UX/UI
Healthcare

Increasing Engagement & Managing Complexity in a Behavior Tracking Study

Client

Undisclosed

Role

UX Designer

Timeline

10 months (2016)

Challenge

A startup within a large pharmaceutical company sought to create an app to help caregivers of autistic children track and monitor their child’s behaviors while participating in a clinical study. The data collected from the app and web portal would in turn help researchers better understand patients’ responses to medication and therapies. The startup needed a strategic design partner to drive user experience and visual design of the app, web portal and related clinical trial materials.

As one of two UX/UI designers on a design agency team, my challenge was to increase engagement in daily data entry by parents participating in the study.  

Outcome

Our design was driven by the need to create a welcoming and easy-to-use experience for parents. We challenged the conventional clinical study model of standardized forms, instead creating interactive rating scales that give the user immediate feedback on the data they enter. A friendly “voice” was used throughout the app, instead of dry, clinical language, to help to soften the user experience and relieve the burden of daily data entry.

Key deliverables:

  • Complete UX/UI design of a parent-facing app and web portal, and a researcher-facing admin dashboard.
  • 50+ use case documents, including flow diagrams, business logic and wireframes.

Read my article, "Rethinking Gamification" to learn more about how I was approaching patient engagement and UX trends.

Approach

Empathy for the users and achieving the project’s clinical goals drove our approach to this project. We conducted usability testing and research to help the team understand user perspectives, and called upon a game design expert to help us incorporate engagement and motivation into the design. With the client, we facilitated several onsite workshops to describe, refine and prioritize functionality.

Major focus areas:

  • Create a behavior-tracking app and web portal that parents would find useful, informative and not burdensome.
  • Prioritize feature requests from multiple parties.

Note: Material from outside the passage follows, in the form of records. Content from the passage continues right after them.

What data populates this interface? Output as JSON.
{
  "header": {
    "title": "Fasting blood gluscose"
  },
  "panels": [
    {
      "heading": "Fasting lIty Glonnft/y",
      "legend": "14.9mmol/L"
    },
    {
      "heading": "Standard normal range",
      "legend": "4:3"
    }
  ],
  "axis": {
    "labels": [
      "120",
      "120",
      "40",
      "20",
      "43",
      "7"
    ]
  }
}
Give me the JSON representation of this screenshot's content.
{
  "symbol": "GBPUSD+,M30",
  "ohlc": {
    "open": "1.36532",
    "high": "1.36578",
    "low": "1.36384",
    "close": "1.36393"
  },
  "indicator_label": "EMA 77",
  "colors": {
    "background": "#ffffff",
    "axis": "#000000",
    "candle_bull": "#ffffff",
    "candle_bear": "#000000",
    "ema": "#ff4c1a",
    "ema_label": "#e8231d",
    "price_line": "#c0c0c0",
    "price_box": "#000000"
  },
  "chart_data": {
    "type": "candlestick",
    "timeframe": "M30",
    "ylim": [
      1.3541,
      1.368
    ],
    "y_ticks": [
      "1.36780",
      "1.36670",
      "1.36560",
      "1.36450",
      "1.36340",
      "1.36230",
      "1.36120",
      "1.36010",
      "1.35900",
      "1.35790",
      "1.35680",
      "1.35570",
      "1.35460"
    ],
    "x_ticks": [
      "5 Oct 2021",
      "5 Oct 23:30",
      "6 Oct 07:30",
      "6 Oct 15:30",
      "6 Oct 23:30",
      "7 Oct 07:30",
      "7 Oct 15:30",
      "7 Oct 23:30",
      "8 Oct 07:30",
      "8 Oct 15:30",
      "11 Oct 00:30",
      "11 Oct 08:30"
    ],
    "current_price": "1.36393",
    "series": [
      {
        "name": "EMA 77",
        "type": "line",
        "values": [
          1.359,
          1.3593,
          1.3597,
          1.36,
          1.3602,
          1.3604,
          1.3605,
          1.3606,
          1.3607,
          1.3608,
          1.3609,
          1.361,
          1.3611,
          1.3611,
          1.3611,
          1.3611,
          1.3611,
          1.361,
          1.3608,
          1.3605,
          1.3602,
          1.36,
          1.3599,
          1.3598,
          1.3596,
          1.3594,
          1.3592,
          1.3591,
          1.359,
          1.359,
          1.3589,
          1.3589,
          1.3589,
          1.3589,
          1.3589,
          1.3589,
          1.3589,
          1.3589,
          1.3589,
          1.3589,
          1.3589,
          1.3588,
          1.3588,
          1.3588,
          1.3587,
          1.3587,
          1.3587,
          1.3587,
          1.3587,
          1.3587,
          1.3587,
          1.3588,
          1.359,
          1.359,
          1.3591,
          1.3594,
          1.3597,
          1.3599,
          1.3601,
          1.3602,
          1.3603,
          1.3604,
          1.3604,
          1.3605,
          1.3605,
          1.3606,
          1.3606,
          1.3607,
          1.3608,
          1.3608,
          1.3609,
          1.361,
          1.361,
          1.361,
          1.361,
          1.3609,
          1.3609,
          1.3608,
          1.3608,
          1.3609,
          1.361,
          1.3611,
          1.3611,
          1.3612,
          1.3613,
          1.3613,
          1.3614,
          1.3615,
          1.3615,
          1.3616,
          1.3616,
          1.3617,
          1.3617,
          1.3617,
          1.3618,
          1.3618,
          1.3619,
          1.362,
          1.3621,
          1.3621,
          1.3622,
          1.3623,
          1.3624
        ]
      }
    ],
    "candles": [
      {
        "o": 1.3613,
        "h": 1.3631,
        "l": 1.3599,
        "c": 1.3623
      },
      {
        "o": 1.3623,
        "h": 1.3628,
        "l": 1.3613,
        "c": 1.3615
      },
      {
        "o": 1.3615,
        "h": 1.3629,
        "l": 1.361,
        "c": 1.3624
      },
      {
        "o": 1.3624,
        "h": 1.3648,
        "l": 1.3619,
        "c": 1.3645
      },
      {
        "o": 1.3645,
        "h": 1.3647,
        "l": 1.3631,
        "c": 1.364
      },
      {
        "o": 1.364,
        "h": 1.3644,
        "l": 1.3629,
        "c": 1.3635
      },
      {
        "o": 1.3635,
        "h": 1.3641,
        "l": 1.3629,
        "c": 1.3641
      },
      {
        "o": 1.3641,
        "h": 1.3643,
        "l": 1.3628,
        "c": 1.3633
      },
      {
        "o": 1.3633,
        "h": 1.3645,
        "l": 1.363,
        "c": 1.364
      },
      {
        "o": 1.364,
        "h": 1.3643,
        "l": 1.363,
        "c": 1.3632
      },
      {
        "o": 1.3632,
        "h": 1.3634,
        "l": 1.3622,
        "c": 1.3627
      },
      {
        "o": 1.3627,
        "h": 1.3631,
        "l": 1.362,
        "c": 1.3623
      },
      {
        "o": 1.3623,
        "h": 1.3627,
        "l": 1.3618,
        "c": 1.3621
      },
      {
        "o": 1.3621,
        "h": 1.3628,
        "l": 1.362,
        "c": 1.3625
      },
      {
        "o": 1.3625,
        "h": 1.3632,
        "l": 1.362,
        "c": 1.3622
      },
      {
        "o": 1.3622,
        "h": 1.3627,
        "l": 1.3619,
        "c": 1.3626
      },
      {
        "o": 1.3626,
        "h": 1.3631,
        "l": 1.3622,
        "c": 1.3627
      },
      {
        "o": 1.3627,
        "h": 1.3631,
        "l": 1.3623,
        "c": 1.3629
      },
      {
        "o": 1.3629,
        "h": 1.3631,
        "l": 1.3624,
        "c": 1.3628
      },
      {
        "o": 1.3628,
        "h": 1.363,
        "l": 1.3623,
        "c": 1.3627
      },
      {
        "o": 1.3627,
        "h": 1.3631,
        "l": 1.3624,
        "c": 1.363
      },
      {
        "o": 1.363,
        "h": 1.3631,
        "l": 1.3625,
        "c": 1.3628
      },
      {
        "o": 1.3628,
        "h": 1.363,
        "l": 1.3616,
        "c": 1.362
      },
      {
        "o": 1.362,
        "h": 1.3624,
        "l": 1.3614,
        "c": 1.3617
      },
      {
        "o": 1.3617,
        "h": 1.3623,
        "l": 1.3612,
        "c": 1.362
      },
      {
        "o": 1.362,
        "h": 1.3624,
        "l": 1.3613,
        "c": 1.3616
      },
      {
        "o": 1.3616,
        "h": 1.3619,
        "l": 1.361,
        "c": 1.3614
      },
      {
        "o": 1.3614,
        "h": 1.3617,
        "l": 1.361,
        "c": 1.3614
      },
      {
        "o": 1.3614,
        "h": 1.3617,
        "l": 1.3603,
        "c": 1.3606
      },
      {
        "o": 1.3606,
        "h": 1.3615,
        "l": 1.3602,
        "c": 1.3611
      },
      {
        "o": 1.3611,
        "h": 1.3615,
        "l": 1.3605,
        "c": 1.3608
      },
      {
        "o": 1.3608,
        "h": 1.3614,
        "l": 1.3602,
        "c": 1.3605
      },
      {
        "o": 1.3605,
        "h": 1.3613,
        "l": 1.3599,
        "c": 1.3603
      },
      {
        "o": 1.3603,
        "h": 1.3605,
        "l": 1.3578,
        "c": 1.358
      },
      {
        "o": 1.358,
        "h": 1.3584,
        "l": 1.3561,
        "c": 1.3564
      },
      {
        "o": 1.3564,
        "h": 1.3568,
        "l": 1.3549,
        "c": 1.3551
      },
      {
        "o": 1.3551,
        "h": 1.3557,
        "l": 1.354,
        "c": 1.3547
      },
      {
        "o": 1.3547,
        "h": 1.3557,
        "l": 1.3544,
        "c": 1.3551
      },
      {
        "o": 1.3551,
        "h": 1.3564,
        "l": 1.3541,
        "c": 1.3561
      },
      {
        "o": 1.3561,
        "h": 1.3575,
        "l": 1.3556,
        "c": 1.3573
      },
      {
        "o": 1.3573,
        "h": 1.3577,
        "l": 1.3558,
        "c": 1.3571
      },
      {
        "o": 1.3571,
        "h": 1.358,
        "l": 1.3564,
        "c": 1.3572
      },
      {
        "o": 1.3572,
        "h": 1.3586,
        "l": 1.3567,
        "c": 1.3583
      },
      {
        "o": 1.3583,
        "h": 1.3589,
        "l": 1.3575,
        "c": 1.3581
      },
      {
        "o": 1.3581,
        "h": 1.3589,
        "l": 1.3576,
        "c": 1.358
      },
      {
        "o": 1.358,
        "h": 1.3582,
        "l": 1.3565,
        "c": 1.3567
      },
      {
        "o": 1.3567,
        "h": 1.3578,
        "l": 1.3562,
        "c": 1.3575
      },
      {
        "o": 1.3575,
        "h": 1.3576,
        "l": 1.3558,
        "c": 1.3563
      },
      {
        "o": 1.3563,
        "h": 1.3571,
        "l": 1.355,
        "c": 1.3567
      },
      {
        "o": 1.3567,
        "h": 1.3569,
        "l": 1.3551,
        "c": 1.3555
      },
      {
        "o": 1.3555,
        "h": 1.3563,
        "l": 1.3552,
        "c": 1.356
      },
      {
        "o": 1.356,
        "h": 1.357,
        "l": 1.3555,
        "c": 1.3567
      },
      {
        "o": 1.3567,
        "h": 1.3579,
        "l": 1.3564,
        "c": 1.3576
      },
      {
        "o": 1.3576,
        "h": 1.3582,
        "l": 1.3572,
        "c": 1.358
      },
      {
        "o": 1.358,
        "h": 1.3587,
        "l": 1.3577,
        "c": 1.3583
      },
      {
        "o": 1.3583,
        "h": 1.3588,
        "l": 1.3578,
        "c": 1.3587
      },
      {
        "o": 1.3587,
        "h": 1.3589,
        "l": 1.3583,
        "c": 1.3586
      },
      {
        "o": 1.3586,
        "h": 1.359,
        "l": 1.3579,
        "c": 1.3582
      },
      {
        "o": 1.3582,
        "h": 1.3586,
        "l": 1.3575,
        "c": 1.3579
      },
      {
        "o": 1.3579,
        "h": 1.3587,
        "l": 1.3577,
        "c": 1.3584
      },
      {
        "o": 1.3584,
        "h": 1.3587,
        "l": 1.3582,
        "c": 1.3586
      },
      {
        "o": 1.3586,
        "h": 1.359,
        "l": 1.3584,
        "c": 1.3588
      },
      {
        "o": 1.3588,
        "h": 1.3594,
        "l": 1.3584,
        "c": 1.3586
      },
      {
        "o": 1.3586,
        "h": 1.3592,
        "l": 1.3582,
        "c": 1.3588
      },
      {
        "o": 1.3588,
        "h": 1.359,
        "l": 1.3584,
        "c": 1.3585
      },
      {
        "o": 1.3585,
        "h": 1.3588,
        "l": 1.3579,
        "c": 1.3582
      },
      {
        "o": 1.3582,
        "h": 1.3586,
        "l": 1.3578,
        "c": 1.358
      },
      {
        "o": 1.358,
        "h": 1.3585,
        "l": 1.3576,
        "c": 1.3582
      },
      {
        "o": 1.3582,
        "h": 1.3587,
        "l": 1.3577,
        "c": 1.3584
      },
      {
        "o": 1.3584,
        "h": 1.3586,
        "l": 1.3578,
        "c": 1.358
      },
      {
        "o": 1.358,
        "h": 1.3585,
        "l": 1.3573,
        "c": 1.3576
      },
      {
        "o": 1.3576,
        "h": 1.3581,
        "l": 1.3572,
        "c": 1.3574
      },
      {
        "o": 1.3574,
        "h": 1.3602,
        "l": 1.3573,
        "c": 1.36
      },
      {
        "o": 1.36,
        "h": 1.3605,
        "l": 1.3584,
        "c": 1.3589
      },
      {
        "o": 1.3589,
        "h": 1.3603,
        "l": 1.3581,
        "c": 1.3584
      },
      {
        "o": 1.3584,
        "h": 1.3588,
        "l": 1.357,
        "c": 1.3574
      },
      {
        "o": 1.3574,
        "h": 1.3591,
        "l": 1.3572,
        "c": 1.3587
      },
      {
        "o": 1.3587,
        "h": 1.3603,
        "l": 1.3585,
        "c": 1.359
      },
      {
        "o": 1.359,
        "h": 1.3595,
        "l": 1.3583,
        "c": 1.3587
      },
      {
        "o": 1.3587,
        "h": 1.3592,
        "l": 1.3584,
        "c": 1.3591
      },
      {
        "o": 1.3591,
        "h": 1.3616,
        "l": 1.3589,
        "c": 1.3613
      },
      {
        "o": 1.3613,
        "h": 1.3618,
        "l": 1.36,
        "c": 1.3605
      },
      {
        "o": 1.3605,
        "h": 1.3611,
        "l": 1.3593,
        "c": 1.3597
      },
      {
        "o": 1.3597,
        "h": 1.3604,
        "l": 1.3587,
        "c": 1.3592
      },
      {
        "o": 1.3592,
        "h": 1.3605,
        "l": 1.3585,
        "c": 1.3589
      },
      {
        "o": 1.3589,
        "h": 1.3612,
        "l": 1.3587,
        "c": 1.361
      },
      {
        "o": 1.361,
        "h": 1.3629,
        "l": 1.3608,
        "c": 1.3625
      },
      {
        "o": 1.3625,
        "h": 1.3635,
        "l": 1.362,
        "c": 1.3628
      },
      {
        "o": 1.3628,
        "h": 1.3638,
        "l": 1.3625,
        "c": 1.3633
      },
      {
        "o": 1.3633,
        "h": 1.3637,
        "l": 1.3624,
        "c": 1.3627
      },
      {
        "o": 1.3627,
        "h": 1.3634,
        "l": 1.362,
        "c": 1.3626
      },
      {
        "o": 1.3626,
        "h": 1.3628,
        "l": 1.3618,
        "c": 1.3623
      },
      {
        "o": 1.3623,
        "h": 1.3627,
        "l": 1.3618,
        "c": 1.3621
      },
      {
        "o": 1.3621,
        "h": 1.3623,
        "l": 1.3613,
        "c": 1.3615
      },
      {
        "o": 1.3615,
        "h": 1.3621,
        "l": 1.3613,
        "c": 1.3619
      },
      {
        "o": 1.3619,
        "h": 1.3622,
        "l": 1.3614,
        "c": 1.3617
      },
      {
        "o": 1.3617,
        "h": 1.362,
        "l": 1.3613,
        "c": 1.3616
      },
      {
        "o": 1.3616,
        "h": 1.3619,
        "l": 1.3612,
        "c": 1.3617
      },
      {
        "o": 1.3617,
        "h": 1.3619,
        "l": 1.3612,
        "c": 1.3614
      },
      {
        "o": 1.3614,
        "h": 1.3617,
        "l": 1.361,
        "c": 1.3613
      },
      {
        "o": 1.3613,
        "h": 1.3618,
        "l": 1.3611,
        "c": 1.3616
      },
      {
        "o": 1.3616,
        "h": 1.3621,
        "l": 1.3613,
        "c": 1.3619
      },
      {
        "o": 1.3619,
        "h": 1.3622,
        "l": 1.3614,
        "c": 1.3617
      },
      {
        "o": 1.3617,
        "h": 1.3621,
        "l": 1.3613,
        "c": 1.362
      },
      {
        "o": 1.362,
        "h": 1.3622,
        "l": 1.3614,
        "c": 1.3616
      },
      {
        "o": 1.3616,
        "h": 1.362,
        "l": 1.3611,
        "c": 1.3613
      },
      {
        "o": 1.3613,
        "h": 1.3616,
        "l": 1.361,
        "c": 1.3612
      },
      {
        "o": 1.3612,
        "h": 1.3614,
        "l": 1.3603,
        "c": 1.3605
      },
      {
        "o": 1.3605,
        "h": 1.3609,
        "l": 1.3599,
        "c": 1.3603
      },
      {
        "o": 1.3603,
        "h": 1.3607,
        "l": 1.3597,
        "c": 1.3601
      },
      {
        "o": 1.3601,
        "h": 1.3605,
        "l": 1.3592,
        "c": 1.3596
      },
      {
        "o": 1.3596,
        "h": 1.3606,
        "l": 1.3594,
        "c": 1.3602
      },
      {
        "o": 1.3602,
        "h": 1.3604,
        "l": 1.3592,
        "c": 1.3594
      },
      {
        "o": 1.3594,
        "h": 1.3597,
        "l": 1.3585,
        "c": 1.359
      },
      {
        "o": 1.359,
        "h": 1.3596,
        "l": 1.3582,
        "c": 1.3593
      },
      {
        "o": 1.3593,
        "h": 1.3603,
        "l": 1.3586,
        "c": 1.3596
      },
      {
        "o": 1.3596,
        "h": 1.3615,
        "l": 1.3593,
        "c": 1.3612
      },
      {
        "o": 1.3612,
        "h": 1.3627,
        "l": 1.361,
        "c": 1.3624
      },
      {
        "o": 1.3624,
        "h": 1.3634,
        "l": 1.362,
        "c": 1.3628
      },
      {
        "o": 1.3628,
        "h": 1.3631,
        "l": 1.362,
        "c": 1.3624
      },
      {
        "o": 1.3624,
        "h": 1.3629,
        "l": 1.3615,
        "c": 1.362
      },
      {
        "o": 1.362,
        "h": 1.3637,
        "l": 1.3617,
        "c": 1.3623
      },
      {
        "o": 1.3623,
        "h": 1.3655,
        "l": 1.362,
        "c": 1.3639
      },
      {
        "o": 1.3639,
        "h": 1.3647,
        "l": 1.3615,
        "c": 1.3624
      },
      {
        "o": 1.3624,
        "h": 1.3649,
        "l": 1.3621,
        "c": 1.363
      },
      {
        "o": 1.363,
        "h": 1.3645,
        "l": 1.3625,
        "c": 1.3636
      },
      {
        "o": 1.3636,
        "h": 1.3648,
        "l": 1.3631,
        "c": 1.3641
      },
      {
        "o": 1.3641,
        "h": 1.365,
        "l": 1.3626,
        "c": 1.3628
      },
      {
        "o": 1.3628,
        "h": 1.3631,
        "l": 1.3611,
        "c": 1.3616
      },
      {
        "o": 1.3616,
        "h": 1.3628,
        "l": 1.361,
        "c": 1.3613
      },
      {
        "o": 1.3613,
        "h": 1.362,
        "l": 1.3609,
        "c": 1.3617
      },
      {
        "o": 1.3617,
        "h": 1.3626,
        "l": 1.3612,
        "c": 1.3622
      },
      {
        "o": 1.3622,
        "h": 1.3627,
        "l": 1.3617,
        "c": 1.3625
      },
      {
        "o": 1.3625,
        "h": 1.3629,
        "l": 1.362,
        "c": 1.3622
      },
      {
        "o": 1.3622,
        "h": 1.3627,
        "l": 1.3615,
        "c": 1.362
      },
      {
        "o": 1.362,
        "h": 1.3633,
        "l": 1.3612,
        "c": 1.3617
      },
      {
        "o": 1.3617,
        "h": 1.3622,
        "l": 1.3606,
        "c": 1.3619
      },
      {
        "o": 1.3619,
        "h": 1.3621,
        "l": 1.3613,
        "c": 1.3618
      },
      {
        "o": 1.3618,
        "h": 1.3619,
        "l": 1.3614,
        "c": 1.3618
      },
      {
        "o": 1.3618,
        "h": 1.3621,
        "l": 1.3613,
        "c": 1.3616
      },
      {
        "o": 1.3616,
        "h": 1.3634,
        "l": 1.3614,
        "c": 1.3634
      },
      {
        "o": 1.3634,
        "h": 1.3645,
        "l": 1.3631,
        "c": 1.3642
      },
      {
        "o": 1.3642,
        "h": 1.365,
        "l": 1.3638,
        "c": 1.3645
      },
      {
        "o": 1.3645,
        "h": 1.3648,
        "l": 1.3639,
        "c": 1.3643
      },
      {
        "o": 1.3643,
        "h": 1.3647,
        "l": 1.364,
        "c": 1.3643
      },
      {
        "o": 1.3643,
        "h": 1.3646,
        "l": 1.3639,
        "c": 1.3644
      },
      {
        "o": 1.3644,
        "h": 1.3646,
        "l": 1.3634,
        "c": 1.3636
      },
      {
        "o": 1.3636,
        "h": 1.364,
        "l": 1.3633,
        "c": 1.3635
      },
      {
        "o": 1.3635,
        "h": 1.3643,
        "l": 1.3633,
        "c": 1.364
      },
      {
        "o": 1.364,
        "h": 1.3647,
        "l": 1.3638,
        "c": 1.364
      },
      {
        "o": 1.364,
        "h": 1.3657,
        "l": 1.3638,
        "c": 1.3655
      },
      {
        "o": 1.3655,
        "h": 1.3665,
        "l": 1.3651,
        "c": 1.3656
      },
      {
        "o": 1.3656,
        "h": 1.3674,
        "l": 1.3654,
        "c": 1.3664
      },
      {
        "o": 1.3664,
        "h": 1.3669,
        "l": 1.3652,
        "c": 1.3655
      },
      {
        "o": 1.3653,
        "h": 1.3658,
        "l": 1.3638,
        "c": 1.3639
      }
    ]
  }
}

Conceptual diagrams, mockups and clickable prototypes were used to engage the team in the design process, and clarify with the development team what we envisioned the experience to be like. An agile process and collaborative dynamic helped the large team to prioritize efforts and maintain visibility of dependencies across sub-teams.

Lessons Learned

This project was my first experience working for (and with) a clinical study, including Principal Investigators, scientists, study managers, patient families, and the client's internal data & engineering team. I learned a lot about developing studies and directly collecting data from patients, displaying data as easily digestible information, and understanding user motivations as the driver for successful design.

Since this project, I've worked on over 15 studies with patient-facing data collection, from SPARK to Count Me In.